Só para dizer que estou vivo e leio
Um romance formidável sobre o qual espero dizer muito mais coisas mais tarde. Um professor suíço-alemão de línguas antigas (as chamadas línguas mortas mortas, latim, grego, hebraico!), solitário e enfadonho, descobre numa livraria espanhola de Berna um livro dum escritor português e decide, num repente, partir para Lisboa à procura desse tal Amadeu Inácio de Almeida Prado, escritor, médico, resistente à ditadura, cujas frases lhe parecem fotografar a sua própria vida e, ao mesmo tempo, lhe espalham uma esperança há muito posta de lado. Quando, há alguns meses, li o quatrième de couverture, convenci-me de que se tratava dum mero pastiche de Fernando Pessoa e do Livro do Desassossego. E não o comprei. Vi-o agora, na edição de bolso, e como quem não quer a coisa, barato, acessível, trouxe-o para casa. Em boa hora o fiz. Trata-se de um romance profundamente original em que as relações entre o que resta de vidas incompletas, com anos para viver mas sem nada que nos leve a desejá-los, e a morte que, nessas condições, se quer próxima mais do que longínqua, são tratadas duma forma profundamente inteligente e sensível. As longas transcrições do livro de Prado são surpreendentes: obviamente, fazem lembrar Fernando Pessoa mas mais como uma glosa de temas que se encontram na sua prosa e poesia do que como cópias ou imitações. As suas descrições de Lisboa têm, por vezes, algo de artificial e irrita-nos particularmente a utilização dos nossos nomes (por exemplo, entre nós, uma mulher que se chama Maria João nunca é conhecida por Maria). Este desencanto é particularmente sentido quando, ao nome estranho de Estefânia Espinhosa, é associada uma poesia e um encanto que nenhum português compreenderá (a ponto de me perguntar se o autor não quer divertir-se um pouco à custa dos poucos portugueses que terão a oportunidade de lê-lo). Mas o livro é esplêndido e apenas me pergunto por que não foi ainda traduzido.

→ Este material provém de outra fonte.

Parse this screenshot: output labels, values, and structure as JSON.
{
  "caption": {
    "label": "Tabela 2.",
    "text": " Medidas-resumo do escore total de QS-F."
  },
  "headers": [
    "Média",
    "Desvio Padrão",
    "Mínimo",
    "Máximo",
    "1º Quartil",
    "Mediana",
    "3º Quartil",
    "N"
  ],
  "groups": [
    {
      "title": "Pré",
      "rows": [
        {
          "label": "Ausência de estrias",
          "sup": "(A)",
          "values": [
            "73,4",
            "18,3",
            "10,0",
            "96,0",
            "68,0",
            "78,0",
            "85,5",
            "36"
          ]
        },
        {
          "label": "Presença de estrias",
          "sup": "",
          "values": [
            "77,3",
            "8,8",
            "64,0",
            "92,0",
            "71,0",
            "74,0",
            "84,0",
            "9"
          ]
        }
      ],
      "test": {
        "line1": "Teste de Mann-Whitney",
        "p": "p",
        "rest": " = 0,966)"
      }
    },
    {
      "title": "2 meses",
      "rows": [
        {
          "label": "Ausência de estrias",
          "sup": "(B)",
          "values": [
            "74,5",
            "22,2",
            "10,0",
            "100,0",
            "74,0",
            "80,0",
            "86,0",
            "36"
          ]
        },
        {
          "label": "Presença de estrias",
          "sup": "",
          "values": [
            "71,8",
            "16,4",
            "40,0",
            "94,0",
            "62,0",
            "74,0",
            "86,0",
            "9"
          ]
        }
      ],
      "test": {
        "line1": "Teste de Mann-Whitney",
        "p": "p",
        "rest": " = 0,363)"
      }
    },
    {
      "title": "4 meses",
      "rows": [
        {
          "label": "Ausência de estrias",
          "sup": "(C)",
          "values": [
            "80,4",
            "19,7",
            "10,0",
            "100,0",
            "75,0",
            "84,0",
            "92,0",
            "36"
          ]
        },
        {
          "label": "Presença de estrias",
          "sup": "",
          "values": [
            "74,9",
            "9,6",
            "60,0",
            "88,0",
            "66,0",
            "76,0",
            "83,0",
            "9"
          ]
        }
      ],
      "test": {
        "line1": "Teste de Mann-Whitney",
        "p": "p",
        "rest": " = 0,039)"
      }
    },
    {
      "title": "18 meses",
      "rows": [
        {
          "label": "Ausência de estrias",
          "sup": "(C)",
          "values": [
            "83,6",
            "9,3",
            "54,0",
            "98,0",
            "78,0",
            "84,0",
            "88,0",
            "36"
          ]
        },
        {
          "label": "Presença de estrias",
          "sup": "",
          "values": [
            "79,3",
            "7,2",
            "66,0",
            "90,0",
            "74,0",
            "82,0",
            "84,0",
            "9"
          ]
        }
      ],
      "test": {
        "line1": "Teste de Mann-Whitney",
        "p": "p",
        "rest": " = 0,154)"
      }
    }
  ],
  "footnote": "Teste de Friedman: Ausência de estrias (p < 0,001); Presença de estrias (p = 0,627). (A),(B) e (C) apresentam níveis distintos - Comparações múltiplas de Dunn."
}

Daniel Mendelsohn vai, numa viagem que o leva longe, no tempo e no espaço, à procura de seis membros da sua família, o irmão, a cunhada, e as quatro sobrinhas do seu avô, que morreram no Holocausto. O que dá força especial a este livro é a recusa de diluir o destino dessas seis pessoas no dos seis milhões das vítimas dos nazis. Por isso, a sua reacção a uma vista a Auschwitz é negativa: o sofrimento atestado, por dentes, cabelos, objectos pessoais diversos, de milhões de judeus parece-lhe calar os gritos de dor de cada indivíduo morto ou torturado. É uma ideia que me é cara: sempre considerei que este tipo de massacre só são imagináveis porque somos incapazes, a partir de dez ou quinze pessoas, de dar caras diferentes, corpos diferentes, às pessoas cuja morte imaginamos. Para além desse ou doutro número parecido, todas as caras são iguais, todos os corpos se assemelham, a individualidade perde-se, e é isso que permite aos carrascos, mas a nós também, testemunhas de acusação, encarar, sem tremer, sem cair, sem vomitar, mantendo o domínio do nosso corpo e da nossa alma, e guardando alguma distância emocional, o horror absoluto que foi o destino dessas vítimas. As pessoas concretas perdem-se nas estatísticas. O que é extraordinário nesta busca é essa incessante tentativa de descobrir o que aconteceu a cada um dos seis membros dessa família, àqueles sujeitos particulares (um homem, uma mulher, quatro filhas, que amaram, riram, desejaram, choraram, discutiram, se zangaram entre si e se reconciliaram depois, como acontece com nós todos), em suma, a seis pessoas com as suas qualidades, defeitos e manias, lágrimas e sorrisos, a sua individualidade, em suma. Mendelsohn, acompanhado por vezes dos seus irmãos e, principalmente, de Mathew, o fotógrafo, desloca-se à Austrália, a Israel, à Suécia, em busca desses elementos da vida ordinária que podem dar vida às fotografias familiares. O livro é, ainda, uma homenagem ao seu avô, cuja fotografia, com a sua forma de vestir rigorosa e um pouco désuète, aparece em destaque na capa da edição francesa. A ajudar a busca do autor, encontram-se alguns comentários particularmente relevantes sobre as leituras talmúdicas do início da Bíblia hebraica: a história da expulsão do Paraíso, a história de Caim e Abel, a história de Noé, a história de Abraão... Raramente, uma obra sobre o Holocausto terá adquirido este carácter ao mesmo tempo tão profundamente pessoal e colectivo.